The Popstream: Lou Reed, "Original Rapper"
If anyone from ye olden days of proto-punk rock could've done a half-decent hip hop track twenty years after becoming famous, you'd think Lou "Hey White Boy, What You Doing Uptown" Reed would be a good candidate. He's New York as fuck, he's got a voice that works great as non-melodic, semi-conversational banter, and he wore aviators before every Southern rap artist to hit the top 40 did. Besides, the Clash and Blondie and Tom Tom Club did a decent-enough job with their rap crossovers back in the early '80s -- why not Lou?
Well, here's why not: "Original Rapper" came out in 1986, which for contextual purposes is both chronologically and stylistically miles away from the White Punks on Dope (Beats) groundswell of '80/'81. We're talking about the year of Raising Hell and Licensed to Ill, of "9mm Goes Bang" and "6 in the Mornin'" and "Eric B Is President", the year which ended with Public Enemy's Yo! Bum Rush the Show getting prepped for release. '86 proved once and for all that rap wasn't just some fad you could use to sell breakfast cereal or fire safety PSAs -- or, if you were a rock musician, half-assedly build a gimmick song out of.
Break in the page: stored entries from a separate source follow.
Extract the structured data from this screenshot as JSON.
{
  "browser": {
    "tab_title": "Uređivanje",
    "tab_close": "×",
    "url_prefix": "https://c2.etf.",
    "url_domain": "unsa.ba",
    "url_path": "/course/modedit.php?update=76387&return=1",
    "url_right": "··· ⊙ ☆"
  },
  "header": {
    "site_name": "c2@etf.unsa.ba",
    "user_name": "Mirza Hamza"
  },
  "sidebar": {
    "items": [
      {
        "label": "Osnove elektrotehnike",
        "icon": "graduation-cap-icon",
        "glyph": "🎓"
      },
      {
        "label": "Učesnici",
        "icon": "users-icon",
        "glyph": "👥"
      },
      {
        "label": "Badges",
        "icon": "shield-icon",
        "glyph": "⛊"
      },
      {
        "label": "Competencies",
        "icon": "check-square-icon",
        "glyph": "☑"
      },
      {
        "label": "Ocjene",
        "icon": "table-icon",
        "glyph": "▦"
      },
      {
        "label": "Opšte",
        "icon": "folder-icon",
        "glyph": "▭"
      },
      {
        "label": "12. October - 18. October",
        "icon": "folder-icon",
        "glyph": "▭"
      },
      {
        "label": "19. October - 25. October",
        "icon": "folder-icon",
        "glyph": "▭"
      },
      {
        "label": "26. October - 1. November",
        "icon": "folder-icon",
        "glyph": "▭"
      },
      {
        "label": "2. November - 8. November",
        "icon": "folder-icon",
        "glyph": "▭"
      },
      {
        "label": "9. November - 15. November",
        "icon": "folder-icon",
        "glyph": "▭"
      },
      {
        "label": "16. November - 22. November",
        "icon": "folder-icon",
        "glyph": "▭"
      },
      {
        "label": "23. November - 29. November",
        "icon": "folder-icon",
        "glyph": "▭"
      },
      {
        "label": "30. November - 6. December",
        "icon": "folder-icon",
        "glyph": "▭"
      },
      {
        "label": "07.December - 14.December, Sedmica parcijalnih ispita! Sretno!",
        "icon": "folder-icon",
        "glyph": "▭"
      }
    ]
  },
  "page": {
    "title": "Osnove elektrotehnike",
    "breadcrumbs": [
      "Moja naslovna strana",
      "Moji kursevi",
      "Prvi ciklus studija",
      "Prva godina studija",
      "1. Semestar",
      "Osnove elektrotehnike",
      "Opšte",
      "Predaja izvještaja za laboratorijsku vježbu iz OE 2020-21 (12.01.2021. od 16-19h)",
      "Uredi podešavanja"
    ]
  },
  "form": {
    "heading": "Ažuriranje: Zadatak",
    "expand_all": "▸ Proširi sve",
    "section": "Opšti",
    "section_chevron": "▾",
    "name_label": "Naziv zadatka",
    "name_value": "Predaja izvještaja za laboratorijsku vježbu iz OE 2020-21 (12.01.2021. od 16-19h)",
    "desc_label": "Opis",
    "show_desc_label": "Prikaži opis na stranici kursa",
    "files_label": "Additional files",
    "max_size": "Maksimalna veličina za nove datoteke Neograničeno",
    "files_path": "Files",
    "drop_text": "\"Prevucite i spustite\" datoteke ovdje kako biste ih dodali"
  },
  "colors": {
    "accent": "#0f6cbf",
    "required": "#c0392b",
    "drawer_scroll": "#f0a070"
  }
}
That didn't stop people from trying, though.
Lou gives it his best, or at least what passed for his best in his mid '80s lean years, before he got his shit back together with New York at the end of the decade. But he makes a few crucial mistakes:
1) Calling attention to the fact that he is doing a rap track with a title and refrain that incorporates a hey-see-what-I-did-there pun.
2) Getting all his sociopolitically-charged subject matter from print media. Yeah, the first verse is all about how he's watching news of all this mid '80s malaise ("Herpes, AIDS, the Middle East at full throttle") on cable, but I'm banking on him only invoking pay-for-use television as a social statement in itself and getting all his actual news from the papers -- why else would he not know how to pronounce Louis Farrakhan's name?
3) Half-assed rhyming. The mispronunciation of Farrakhan's name is pretty laughable, but at least it's in the service of an actual rhyme, coupling his name with the phrase "brotherhood of man". Elsewhere we get pairings like "While Dad guzzles beer with his favorite sport/Only to find his heroes are all coked up," a stretch of horrific, self-aware fancypants verbiage ("Don't mean to come on sanctimonious/But life's got me nervous and little pugnacious/Lugubrious so I give a salutation/And rock on out to a beat really fabulous"), and the trainwreck refrain: "[something something something] at full throttle/Better check that sausage 'fore you put it in the waffle/And while you're at it, check what's in the batter/Make sure that candy's in the Original Wrapper". Way to make Debbie Harry's car-eating Martian rambling in "Rapture" sound like Jean Grae there, Lou.
4) Putting together a beat that sounds like public-domain music you'd hear at the beginning of an infomercial for exercise equipment.
5) Setting it all to a really dopey video. Despite being directed by Zbigniew Rybczynski, who was also responsible for the video for b-boy crossover favorite "Close (To the Edit)" by the Art of Noise, the clip for "Original Rapper" comes off like some weird performance-art Benny Hill sketch, with people getting stuffed into cardboard boxes, dachshunds running around causing mayhem and lots of athlete/consumer/policeman/businessman/rollerskater (?) archetypes bumbling around in some sort of post-new wave vaudeville schtick.
I don't wanna pick on Lou too much, though -- he could've done a lot worse.